On 1/15/2014 1:20 PM, Norbert Bollow wrote:
Mark Watson <[email protected]> wrote:
And, again, we are interested in getting a good technical
specification that is interoperably implemented as widely as
possible, and not in getting some kind of political statement from
the W3C about DRM. Can we have one without the other ? Given it's
membership, getting such a statement - in either direction - seems
unlikely and is IMO unnecessary.
Well when the Internet governance ecosystem is such that the Internet
governance institutions are unwilling or unwilling to make political
any decisions --not even political decision that are in fact logical
consequences of their own principles--
I think this means that W3C is unwilling to make decisions about EME.
I don't think this is accurate.
W3C has made a decision that content protection is within scope for HTML.
W3C has not made a decision about the EME spec because it is still an
early draft. When the WG completes its work it will come to the
Director for approval and we will make a decision (one way or the other).

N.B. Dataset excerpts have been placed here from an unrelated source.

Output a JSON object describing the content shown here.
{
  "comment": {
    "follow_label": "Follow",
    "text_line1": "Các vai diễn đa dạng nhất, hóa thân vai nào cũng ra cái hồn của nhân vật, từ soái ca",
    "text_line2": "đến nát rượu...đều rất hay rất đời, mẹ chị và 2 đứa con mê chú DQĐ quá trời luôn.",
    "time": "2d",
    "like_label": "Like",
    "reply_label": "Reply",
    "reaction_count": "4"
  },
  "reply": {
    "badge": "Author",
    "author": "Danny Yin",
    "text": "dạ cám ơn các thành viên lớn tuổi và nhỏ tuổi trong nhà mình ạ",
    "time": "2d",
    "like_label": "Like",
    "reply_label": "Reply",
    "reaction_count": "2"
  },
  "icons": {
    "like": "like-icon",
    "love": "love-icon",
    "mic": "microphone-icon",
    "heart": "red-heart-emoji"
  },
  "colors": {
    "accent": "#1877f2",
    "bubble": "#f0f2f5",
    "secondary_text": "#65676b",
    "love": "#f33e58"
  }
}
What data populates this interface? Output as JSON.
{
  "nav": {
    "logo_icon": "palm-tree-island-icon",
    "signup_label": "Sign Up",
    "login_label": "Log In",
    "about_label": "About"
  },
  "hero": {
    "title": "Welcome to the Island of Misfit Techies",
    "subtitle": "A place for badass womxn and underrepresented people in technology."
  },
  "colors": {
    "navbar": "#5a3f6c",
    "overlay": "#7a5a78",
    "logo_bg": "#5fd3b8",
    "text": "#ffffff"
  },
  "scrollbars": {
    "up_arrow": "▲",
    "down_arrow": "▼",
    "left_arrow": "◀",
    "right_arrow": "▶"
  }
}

The phrase "not even political decision that are in fact logical
consequences of their own principles" I think means that W3C is
unwilling to revoke its decision that content protection is within scope
even though it must - based on its principles.
But the W3C Director has argued in a blog post why content protection is
not opposed to W3C principles.
http://www.w3.org/blog/2013/10/on-encrypted-video-and-the-open-web/
It is not that W3C is unwilling to make decisions or be consistent with
its principles, it is just that W3C interprets its principles
differently than others do.
that will tend to serve the
interests of those who are economically powerful just fine, while
advocates for other perspectives, including public interest
perspectives, are effectively sidelined.
This is not how things are supposed to work in democratic societies.